1 – Les dernières volontés et directives du défunt. Quel impact sur le deuil de ceux qui vont rester ? Le choix du devenir de son propre corps, les directives du défunt sur la conduite de la cérémonie, le contrat obsèques, les références religieuses à mettre en œuvre, le désir de maitrise de l’après, la répartition des objets chéris. Ces initiatives escamotent-elles les vivants de leurs places, négligent-elles leurs besoins.
2 – La sociabilité de la cérémonie, les manifestations de l’émotion individuelle et collective. Quel impact sur le travail du deuil ? Comment l’émotion est encadrée, dictée par les rites ou pas ; les annonces nécrologiques ; durant la cérémonie, le caractère des prises de paroles, les images, les photos ou diaporama, les symboles portés. La tolérance ou pas de l’environnement à l’intensité ou la durée des émotions nées du deuil.
3 – Le lieu de dépôt du corps, l’absence de lieu, l’absence de traces. Son impact sur le processus de deuil. Que faisons-nous des morts ? La place du cimetière, les tombes de famille, l’histoire qui continue, le lieu du souvenir, de la mémoire, d’une certaine stabilité. L’existence d’un lieu de recueillement ou d’un lieu du souvenir favorise-t-il la traversée du deuil ? Quel est l’impact du devenir des cendres, de leur dispersion dans un lieu significatif investi de sens ?

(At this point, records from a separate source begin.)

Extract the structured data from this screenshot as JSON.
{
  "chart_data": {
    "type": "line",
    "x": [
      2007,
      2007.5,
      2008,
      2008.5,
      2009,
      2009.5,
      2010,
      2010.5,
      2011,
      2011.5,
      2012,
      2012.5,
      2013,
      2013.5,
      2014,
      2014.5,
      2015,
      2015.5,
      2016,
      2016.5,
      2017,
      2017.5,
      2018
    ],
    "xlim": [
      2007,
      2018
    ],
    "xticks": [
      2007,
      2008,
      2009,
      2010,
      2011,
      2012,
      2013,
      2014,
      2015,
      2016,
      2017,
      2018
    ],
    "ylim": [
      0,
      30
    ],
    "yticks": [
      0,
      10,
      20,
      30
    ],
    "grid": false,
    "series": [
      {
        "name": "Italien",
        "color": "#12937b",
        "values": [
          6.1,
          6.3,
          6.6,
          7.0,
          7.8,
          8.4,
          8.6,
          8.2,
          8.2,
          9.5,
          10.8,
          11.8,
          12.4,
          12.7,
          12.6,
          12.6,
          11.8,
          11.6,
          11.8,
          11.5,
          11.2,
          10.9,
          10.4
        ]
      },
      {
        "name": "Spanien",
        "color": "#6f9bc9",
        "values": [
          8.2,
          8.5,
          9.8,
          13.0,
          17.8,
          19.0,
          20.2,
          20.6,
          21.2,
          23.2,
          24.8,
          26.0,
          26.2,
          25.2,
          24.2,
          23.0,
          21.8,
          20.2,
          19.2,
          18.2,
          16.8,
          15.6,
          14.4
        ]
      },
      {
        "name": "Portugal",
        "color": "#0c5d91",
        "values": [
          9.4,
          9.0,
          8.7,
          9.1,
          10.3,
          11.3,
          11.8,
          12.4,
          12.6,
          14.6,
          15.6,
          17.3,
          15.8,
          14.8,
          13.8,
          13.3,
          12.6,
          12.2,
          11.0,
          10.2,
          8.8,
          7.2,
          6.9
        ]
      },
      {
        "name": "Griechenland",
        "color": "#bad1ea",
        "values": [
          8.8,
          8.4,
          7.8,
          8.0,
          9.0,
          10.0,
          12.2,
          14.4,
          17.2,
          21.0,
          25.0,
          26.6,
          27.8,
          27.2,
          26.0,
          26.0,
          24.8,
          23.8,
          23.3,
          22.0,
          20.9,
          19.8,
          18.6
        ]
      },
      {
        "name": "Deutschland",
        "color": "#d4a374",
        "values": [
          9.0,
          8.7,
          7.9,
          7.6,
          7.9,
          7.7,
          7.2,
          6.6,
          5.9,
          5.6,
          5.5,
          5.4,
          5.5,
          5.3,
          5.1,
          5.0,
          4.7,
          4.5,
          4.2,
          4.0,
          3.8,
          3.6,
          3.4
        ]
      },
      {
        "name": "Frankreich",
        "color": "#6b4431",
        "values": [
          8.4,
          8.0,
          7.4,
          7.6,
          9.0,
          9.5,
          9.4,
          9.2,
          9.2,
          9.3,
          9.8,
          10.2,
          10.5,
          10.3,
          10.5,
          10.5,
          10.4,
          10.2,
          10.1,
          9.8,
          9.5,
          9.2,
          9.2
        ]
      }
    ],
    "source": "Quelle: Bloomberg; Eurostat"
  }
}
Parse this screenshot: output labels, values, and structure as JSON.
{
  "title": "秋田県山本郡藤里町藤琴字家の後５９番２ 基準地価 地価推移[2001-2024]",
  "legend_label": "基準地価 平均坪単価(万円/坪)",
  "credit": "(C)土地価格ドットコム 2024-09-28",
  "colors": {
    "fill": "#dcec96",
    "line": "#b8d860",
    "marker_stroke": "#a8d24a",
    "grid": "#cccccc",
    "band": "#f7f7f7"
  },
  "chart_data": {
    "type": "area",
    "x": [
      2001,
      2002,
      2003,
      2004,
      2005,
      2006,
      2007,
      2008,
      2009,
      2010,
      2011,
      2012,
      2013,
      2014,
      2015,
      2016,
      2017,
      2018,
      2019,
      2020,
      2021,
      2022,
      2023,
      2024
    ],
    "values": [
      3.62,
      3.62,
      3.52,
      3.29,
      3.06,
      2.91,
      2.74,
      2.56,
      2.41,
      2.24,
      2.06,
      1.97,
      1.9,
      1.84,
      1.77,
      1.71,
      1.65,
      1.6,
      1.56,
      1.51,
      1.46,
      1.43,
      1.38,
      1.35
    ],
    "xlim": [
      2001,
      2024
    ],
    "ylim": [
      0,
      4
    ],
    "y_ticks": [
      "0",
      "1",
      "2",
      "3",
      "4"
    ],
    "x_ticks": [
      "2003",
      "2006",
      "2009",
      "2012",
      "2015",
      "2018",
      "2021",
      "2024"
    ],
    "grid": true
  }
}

4 – Rituels d’autrefois, rituels d’aujourd’hui : évolutions. Le travail du deuil s’en ressent-il ? Pourquoi le rituel figé depuis des siècles est-il conservé par certains (musulmans, juifs, catholiques traditionalistes) ou, au contraire repoussé par d’autres ? En quoi certains rituels ne répondent plus aux attentes de beaucoup de contemporains ? L’extension des droits des vivants est-il en cause ?  Sentiment de la justesse de la cérémonie, notion d’« obsèques réussies » : quels critères, quelles conséquences ? Lorsque pas de funérailles, le manque apparait en creux : morts de rue, disparus, etc.